僕が戸惑いながら「あ、いえ、今日は来てくださってありがとうございました!」と伝えると、「ああ〜良かったわぁ、聴き惚れたわ」と言ってくれた。もちろんお世辞。
「どっか行くん?」と聞かれたので、「ろくに食べていないのでちょっとフォルクスにでも、と思って」と言うと「そうなん?それやったらちょっと待っといて。メシ連れてったるわ」と言ってくれ、僕の返事も聞かずに部屋に引っ込んだ。チラリと見えたお兄さんの部屋の玄関には女性モノの靴が見えた気がした。
何も言えないままその場に立ちすくんでいると、すぐに服を来たお兄さんが現れ、「行こか」と、自分の車が止めてある駐車場まで歩き出した。
僕はよく知らない街の、よく知らない繁華街を抜け、よく知らない焼肉屋に案内された。
お兄さんは歩いている間「ここらへんは俺の庭やで」と笑いながら言った。
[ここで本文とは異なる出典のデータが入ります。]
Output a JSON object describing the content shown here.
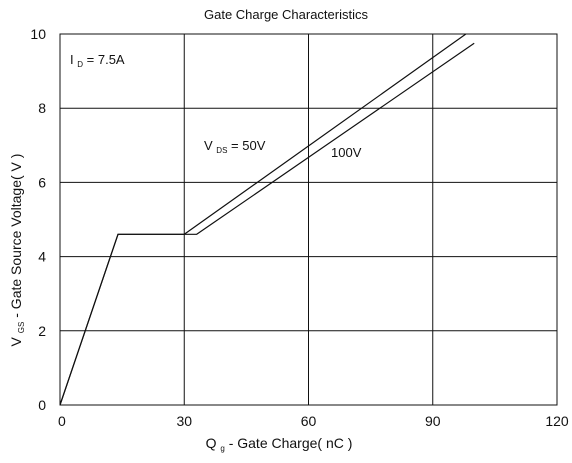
{
  "chart_data": {
    "type": "line",
    "title": "Gate Charge Characteristics",
    "xlabel": {
      "main": "Q",
      "sub": "g",
      "rest": " - Gate Charge( nC )"
    },
    "ylabel": {
      "main": "V",
      "sub": "GS",
      "rest": " - Gate Source Voltage( V )"
    },
    "xlim": [
      0,
      120
    ],
    "ylim": [
      0,
      10
    ],
    "xticks": [
      0,
      30,
      60,
      90,
      120
    ],
    "yticks": [
      0,
      2,
      4,
      6,
      8,
      10
    ],
    "grid": true,
    "legend": "none",
    "series": [
      {
        "label_main": "V",
        "label_sub": "DS",
        "label_rest": "  = 50V",
        "x": [
          0,
          14,
          30,
          98
        ],
        "y": [
          0,
          4.6,
          4.6,
          10
        ]
      },
      {
        "label_main": "",
        "label_sub": "",
        "label_rest": "100V",
        "x": [
          0,
          14,
          33,
          100
        ],
        "y": [
          0,
          4.6,
          4.6,
          9.75
        ]
      }
    ],
    "annotations": [
      {
        "main": "I",
        "sub": "D",
        "rest": " = 7.5A"
      }
    ],
    "colors": {
      "axis": "#111111",
      "grid": "#111111",
      "series": "#111111"
    }
  }
}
真に受けた僕は「へぇ…」と感心していたが、今思えばあれは「ボケ」なんだったんだろうなぁと思う。なんで関西弁のあんたの庭がここにあんねん、とツッコんであげればよかったとちょっと後悔している。
焼き肉の味はあまり覚えていない。それよりも僕は夜でもこんなに人がたくさんいることに興奮していたのだと思う。
知らないおっさんが注文していたビビンバがやけに美味そうだったことだけ、なぜだかよく覚えている。
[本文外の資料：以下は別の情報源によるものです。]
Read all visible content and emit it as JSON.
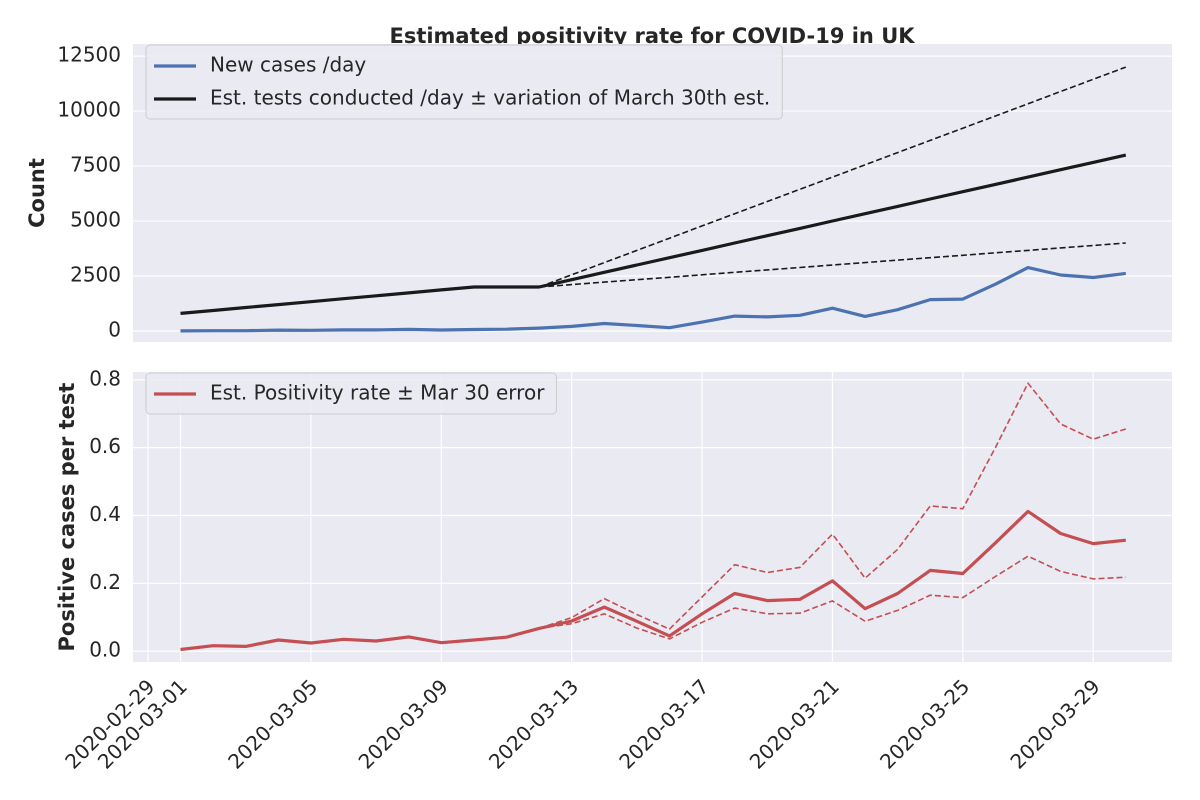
{
  "chart_data": [
    {
      "type": "line",
      "title": "Estimated positivity rate for COVID-19 in UK",
      "ylabel": "Count",
      "x": [
        "2020-03-01",
        "2020-03-02",
        "2020-03-03",
        "2020-03-04",
        "2020-03-05",
        "2020-03-06",
        "2020-03-07",
        "2020-03-08",
        "2020-03-09",
        "2020-03-10",
        "2020-03-11",
        "2020-03-12",
        "2020-03-13",
        "2020-03-14",
        "2020-03-15",
        "2020-03-16",
        "2020-03-17",
        "2020-03-18",
        "2020-03-19",
        "2020-03-20",
        "2020-03-21",
        "2020-03-22",
        "2020-03-23",
        "2020-03-24",
        "2020-03-25",
        "2020-03-26",
        "2020-03-27",
        "2020-03-28",
        "2020-03-29",
        "2020-03-30"
      ],
      "xlim": [
        "2020-02-28T13",
        "2020-03-31T10"
      ],
      "ylim": [
        -500,
        13050
      ],
      "yticks": [
        0,
        2500,
        5000,
        7500,
        10000,
        12500
      ],
      "grid": "y",
      "legend": "upper left",
      "series": [
        {
          "name": "New cases /day",
          "color": "#4c72b0",
          "values": [
            4,
            14,
            13,
            40,
            32,
            50,
            48,
            72,
            46,
            67,
            83,
            134,
            208,
            342,
            251,
            152,
            407,
            676,
            643,
            714,
            1035,
            665,
            967,
            1427,
            1452,
            2129,
            2885,
            2546,
            2433,
            2619
          ]
        },
        {
          "name": "Est. tests conducted /day ± variation of March 30th est.",
          "color": "#1a1a1a",
          "values": [
            800,
            933,
            1067,
            1200,
            1333,
            1467,
            1600,
            1733,
            1867,
            2000,
            2000,
            2000,
            2333,
            2667,
            3000,
            3333,
            3667,
            4000,
            4333,
            4667,
            5000,
            5333,
            5667,
            6000,
            6333,
            6667,
            7000,
            7333,
            7667,
            8000
          ]
        },
        {
          "color": "#1a1a1a",
          "dash": true,
          "values": [
            null,
            null,
            null,
            null,
            null,
            null,
            null,
            null,
            null,
            null,
            null,
            2000,
            2556,
            3111,
            3667,
            4222,
            4778,
            5333,
            5889,
            6444,
            7000,
            7556,
            8111,
            8667,
            9222,
            9778,
            10333,
            10889,
            11444,
            12000
          ]
        },
        {
          "color": "#1a1a1a",
          "dash": true,
          "values": [
            null,
            null,
            null,
            null,
            null,
            null,
            null,
            null,
            null,
            null,
            null,
            2000,
            2111,
            2222,
            2333,
            2444,
            2556,
            2667,
            2778,
            2889,
            3000,
            3111,
            3222,
            3333,
            3444,
            3556,
            3667,
            3778,
            3889,
            4000
          ]
        }
      ]
    },
    {
      "type": "line",
      "ylabel": "Positive cases per test",
      "x": [
        "2020-03-01",
        "2020-03-02",
        "2020-03-03",
        "2020-03-04",
        "2020-03-05",
        "2020-03-06",
        "2020-03-07",
        "2020-03-08",
        "2020-03-09",
        "2020-03-10",
        "2020-03-11",
        "2020-03-12",
        "2020-03-13",
        "2020-03-14",
        "2020-03-15",
        "2020-03-16",
        "2020-03-17",
        "2020-03-18",
        "2020-03-19",
        "2020-03-20",
        "2020-03-21",
        "2020-03-22",
        "2020-03-23",
        "2020-03-24",
        "2020-03-25",
        "2020-03-26",
        "2020-03-27",
        "2020-03-28",
        "2020-03-29",
        "2020-03-30"
      ],
      "xlim": [
        "2020-02-28T13",
        "2020-03-31T10"
      ],
      "xticks": [
        "2020-02-29",
        "2020-03-01",
        "2020-03-05",
        "2020-03-09",
        "2020-03-13",
        "2020-03-17",
        "2020-03-21",
        "2020-03-25",
        "2020-03-29"
      ],
      "ylim": [
        -0.032,
        0.823
      ],
      "yticks": [
        {
          "value": 0,
          "label": "0.0"
        },
        0.2,
        0.4,
        0.6,
        0.8
      ],
      "grid": "both",
      "legend": "upper left",
      "series": [
        {
          "name": "Est. Positivity rate ± Mar 30 error",
          "color": "#c44e52",
          "values": [
            0.005,
            0.016,
            0.014,
            0.033,
            0.024,
            0.035,
            0.03,
            0.042,
            0.025,
            0.033,
            0.041,
            0.067,
            0.089,
            0.13,
            0.088,
            0.045,
            0.11,
            0.17,
            0.149,
            0.153,
            0.207,
            0.125,
            0.17,
            0.238,
            0.229,
            0.319,
            0.412,
            0.347,
            0.317,
            0.327
          ]
        },
        {
          "color": "#c44e52",
          "dash": true,
          "values": [
            null,
            null,
            null,
            null,
            null,
            null,
            null,
            null,
            null,
            null,
            null,
            0.067,
            0.099,
            0.155,
            0.108,
            0.065,
            0.16,
            0.255,
            0.232,
            0.247,
            0.345,
            0.215,
            0.3,
            0.428,
            0.42,
            0.6,
            0.79,
            0.67,
            0.625,
            0.655
          ]
        },
        {
          "color": "#c44e52",
          "dash": true,
          "values": [
            null,
            null,
            null,
            null,
            null,
            null,
            null,
            null,
            null,
            null,
            null,
            0.067,
            0.081,
            0.11,
            0.068,
            0.036,
            0.085,
            0.127,
            0.11,
            0.112,
            0.148,
            0.088,
            0.12,
            0.165,
            0.158,
            0.22,
            0.28,
            0.235,
            0.213,
            0.218
          ]
        }
      ]
    }
  ]
}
自分の分は出しますよと僕が言うのを「初ライブのお祝いや」と制し、お兄さんはその焼肉屋さんの支払いをしてくれた。
申し訳無さと、照れくささと、嬉しさが胸にこみ上げてくる。
結局そういう優しさも、すべてが僕を宗教団体へ勧誘するための布石だったのだけど、その時はほんとうにいい人だなぁと思ったのだった。
アパートに帰り、お兄さんと別れ、自室に戻る。
ついさっき帰ってきた時よりも少しだけ浮ついた心持ちで、僕は部屋の電気を点けた。
そんな、約11年ほど前の思い出である。
今になると分かることや、思うこと、やり直したいことが山ほどある。
でも僕らはそんないくつもの過去になにも手を出せないまま、あっという間に遠い未来に来てしまった。イタいイタい思い出を、こうして苦笑しながら綴れるような歳になってしまった。
あと何度、眠る前に「ウワーーーーッ!!」となってしまうだろう。
取り戻せない時間を思って、僕はいつまで歳を取るのだろう。